Modern software companies use this structured, automated workflow to ensure that new features are delivered quickly, reliably, and without breaking the system. This pipeline integrates Agile methodologies with rigorous DevOps practices.

Here is a 10-step breakdown of how high-performing engineering teams move code from a simple idea to a live product.

Phase 1: Planning and Development (Steps 1-3)

The journey begins long before the first line of code is written, rooted in collaboration and requirements gathering.

  • Step 1: Define the Requirement: The Product Owner (PO) starts the process by creating detailed User Stories. These stories capture customer needs and business goals, providing the foundation for all development work.

  • Step 2: Sprint Planning: The development team selects these user stories from the backlog and commits them to a fixed-time Sprint, typically a two-week cycle. This commitment defines the work to be delivered.

  • Step 3: Code Commit: Developers write the code and commit their changes to the centralized Code Repository, such as Git. This commit acts as the trigger point for Continuous Integration (CI), starting the automation process.

Phase 2: Continuous Integration and Automated Gates (Steps 4-5)

Once the code is committed, automation takes over. This phase focuses on building, testing, and verifying the quality of the new code without human intervention.

  • Step 4: Automated Build & Quality Check: A CI Server (like Jenkins or GitHub Actions) automatically triggers the software build. The source code must immediately pass critical automated gates:

    • Unit Tests must succeed.

    • A pre-defined Code Coverage Threshold must be met.

    • Static analysis tools like SonarQube check for security vulnerabilities and code smells.

  • Step 5: Store and Deploy to Dev: If the build successfully passes all quality gates, the compiled artifact is stored in a centralized Artifact Repository (e.g., Artifactory). It is then automatically deployed to the low-fidelity Dev Environment for initial verification.

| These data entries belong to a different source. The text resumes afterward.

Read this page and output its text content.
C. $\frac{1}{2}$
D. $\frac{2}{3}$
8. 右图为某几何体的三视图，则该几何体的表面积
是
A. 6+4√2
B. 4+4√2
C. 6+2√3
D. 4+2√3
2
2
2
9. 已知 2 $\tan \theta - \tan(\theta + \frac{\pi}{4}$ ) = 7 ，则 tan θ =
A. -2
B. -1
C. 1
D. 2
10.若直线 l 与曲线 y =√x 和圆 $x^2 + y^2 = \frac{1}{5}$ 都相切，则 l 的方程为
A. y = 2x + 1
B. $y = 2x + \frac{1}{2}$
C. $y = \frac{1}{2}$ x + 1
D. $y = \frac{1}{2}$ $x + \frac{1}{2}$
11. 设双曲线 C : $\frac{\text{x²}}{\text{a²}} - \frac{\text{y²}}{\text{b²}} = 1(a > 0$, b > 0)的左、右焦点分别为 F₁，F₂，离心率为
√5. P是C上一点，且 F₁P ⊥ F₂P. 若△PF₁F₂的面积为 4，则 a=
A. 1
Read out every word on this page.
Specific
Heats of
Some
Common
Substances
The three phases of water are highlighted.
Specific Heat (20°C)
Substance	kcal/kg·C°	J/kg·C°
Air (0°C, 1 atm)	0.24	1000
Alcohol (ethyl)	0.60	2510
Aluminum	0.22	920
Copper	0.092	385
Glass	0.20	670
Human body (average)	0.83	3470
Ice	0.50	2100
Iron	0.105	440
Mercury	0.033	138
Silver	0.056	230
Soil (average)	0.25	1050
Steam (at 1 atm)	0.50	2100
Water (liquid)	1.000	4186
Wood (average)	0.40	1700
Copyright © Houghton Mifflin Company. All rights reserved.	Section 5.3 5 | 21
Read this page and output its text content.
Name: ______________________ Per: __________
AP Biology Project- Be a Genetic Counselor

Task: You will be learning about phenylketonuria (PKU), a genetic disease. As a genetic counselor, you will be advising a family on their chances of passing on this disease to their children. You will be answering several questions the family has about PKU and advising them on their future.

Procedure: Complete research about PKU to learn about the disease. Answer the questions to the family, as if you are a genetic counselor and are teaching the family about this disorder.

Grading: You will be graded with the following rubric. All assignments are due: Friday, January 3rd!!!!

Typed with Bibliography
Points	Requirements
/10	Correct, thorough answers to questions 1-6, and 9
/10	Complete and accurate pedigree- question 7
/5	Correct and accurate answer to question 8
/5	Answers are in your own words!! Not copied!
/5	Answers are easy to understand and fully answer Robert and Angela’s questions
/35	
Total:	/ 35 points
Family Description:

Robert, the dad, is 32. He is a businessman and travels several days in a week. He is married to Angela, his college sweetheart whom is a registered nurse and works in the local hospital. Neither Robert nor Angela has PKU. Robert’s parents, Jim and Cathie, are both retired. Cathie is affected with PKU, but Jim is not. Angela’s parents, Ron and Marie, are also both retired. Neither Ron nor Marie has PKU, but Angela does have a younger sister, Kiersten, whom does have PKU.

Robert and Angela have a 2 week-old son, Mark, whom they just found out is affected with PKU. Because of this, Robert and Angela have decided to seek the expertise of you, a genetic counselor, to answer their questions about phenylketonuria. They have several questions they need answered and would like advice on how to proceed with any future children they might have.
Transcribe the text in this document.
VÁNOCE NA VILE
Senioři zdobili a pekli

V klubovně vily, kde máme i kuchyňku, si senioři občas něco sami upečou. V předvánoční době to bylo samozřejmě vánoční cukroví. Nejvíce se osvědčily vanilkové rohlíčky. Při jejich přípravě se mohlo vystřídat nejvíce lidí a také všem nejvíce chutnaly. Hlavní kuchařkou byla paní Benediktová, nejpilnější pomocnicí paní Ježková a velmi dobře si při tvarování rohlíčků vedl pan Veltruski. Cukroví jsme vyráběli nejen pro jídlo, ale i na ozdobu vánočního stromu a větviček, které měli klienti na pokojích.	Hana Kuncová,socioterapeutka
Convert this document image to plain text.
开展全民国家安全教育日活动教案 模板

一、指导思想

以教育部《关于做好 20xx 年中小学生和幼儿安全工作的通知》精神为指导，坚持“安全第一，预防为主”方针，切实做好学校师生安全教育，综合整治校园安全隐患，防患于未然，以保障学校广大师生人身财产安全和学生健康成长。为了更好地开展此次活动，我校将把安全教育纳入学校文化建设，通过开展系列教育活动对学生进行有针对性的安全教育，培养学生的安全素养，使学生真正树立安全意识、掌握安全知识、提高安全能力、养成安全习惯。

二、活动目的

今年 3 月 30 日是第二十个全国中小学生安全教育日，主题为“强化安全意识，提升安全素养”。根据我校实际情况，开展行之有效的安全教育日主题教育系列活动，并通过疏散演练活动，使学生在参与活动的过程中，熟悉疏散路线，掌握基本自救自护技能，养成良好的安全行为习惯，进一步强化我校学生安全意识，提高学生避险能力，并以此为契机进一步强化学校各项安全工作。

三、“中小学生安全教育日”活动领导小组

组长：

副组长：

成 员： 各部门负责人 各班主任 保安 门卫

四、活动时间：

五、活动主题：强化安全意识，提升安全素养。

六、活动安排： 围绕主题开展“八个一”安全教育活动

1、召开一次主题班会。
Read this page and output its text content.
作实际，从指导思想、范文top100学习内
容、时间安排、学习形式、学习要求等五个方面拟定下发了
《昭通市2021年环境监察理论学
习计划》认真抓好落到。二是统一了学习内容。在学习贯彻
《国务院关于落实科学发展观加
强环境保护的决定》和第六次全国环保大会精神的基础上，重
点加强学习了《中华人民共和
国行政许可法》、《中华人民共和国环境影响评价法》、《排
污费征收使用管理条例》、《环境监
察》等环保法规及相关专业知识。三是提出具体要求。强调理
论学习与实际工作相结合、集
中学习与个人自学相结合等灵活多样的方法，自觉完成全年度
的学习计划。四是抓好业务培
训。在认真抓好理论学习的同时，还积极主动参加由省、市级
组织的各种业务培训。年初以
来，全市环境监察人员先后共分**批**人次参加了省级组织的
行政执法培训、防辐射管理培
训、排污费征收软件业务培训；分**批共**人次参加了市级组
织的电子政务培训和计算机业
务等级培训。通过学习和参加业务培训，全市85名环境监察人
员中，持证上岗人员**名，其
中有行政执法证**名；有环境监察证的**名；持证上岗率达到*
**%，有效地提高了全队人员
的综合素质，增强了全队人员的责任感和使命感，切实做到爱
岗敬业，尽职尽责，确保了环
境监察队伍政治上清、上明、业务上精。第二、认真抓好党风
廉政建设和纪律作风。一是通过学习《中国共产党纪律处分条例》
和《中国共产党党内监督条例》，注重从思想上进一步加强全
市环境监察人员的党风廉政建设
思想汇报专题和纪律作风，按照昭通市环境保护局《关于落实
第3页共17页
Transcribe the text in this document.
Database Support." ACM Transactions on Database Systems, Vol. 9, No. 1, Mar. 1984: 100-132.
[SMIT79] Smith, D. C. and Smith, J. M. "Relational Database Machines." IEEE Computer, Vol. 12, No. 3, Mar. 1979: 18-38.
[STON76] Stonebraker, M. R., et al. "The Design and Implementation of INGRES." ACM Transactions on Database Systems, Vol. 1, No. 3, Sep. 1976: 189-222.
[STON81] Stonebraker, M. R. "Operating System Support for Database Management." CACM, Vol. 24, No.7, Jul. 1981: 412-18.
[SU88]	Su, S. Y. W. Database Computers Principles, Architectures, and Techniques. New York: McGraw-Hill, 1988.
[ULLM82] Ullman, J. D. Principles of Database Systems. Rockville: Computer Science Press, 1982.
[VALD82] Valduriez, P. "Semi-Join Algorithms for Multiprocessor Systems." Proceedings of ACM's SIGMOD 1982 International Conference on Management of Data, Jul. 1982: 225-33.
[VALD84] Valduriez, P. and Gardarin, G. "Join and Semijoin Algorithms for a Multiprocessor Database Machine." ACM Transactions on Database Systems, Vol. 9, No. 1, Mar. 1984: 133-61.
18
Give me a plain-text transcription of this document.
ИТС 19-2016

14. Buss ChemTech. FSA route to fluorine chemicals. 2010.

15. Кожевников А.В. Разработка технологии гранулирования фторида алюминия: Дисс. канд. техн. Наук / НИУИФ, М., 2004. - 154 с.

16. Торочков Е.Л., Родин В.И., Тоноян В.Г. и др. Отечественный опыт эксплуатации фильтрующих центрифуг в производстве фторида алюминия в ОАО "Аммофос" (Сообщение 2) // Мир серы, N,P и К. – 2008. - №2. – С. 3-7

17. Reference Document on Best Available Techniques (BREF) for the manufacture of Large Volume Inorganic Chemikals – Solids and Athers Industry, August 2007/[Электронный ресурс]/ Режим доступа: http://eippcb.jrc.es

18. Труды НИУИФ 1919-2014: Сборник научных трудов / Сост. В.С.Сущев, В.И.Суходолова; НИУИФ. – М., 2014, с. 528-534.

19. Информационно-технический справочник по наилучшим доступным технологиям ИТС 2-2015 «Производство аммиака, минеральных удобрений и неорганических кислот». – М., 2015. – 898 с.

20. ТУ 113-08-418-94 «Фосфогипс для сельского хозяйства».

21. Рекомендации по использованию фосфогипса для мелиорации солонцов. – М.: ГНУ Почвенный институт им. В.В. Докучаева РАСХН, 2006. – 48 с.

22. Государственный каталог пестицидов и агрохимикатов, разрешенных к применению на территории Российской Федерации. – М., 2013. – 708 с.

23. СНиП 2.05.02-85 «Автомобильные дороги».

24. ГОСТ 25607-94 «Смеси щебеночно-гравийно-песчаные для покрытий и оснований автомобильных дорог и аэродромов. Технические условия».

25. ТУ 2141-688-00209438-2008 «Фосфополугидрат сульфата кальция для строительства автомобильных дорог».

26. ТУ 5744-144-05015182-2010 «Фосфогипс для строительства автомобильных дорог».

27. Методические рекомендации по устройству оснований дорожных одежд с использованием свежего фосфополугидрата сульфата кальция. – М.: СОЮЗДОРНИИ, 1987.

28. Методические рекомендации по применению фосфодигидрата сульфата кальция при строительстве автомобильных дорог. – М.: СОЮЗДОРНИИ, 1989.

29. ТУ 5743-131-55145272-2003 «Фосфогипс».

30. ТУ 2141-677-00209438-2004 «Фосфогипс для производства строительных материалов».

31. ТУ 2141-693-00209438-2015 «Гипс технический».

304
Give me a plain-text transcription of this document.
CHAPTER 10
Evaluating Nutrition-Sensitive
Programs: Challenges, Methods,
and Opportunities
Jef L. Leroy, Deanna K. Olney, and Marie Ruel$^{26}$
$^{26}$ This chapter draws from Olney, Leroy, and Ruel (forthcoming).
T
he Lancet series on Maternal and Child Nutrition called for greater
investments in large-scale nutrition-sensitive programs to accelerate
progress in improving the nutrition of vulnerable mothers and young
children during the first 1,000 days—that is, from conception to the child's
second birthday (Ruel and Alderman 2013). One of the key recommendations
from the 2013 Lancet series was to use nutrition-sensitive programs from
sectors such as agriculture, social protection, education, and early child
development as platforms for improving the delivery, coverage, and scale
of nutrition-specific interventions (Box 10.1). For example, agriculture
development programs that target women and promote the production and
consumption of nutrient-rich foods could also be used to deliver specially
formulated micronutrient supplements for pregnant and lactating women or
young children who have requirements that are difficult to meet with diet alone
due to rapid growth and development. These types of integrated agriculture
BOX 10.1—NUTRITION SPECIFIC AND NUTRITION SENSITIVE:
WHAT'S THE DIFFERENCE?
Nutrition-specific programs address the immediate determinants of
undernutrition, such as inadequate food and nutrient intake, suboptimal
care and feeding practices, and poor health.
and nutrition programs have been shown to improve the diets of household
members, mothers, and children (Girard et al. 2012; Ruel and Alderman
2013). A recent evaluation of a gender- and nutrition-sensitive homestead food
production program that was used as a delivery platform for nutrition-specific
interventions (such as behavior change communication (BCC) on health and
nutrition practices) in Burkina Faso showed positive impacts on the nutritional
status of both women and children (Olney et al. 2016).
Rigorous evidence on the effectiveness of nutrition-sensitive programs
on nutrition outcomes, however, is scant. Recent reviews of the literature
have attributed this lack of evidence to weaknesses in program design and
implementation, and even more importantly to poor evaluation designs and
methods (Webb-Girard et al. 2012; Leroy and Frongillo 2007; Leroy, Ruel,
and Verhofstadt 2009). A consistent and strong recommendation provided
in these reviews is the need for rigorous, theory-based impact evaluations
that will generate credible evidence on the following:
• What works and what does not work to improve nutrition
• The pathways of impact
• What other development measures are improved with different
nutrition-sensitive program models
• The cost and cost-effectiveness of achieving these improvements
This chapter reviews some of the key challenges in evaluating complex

Phase 3: Testing and Quality Assurance (Steps 6-8)

Before the code can be exposed to customers, it must undergo rigorous human and automated testing in dedicated, isolated environments.

  • Step 6: Parallel Feature Deployment: To prevent conflicts, features from different development teams often need to be tested independently. The code is deployed to separate, dedicated testing environments like QA1 and QA2, ensuring environment segregation.

  • Step 7: Rigorous QA Testing: The QA Team executes a formal battery of tests. This includes Functional Testing (checking feature behavior), Regression Testing (ensuring old features weren't broken), and Performance Testing (verifying the system handles expected load).

  • Step 8: UAT (User Acceptance Testing): Once the QA team verifies the build, it is promoted to the UAT Environment. Here, key stakeholders and select business users test the feature in a production-like setting to confirm it meets the original business requirements and user needs.

Phase 4: Deployment and Monitoring (Steps 9-10)

The final stages involve transitioning the verified code to the live world and monitoring its performance and stability in real-time.

  • Step 9: Production Deployment: If UAT is successful, the build is designated a Release Candidate. The DevOps or SRE team deploys the candidate to the Production Environment, often utilizing low-risk strategies like Blue/Green or Canary Deployments to minimize downtime and quickly roll back if issues arise.

  • Step 10: Production Monitoring: The SRE (Site Reliability Engineering) team is responsible for the live application. They continuously monitor the system using dashboards, alerting systems, and observability tools to track key metrics like latency, error rates, and resource utilization, ensuring long-term stability and performance.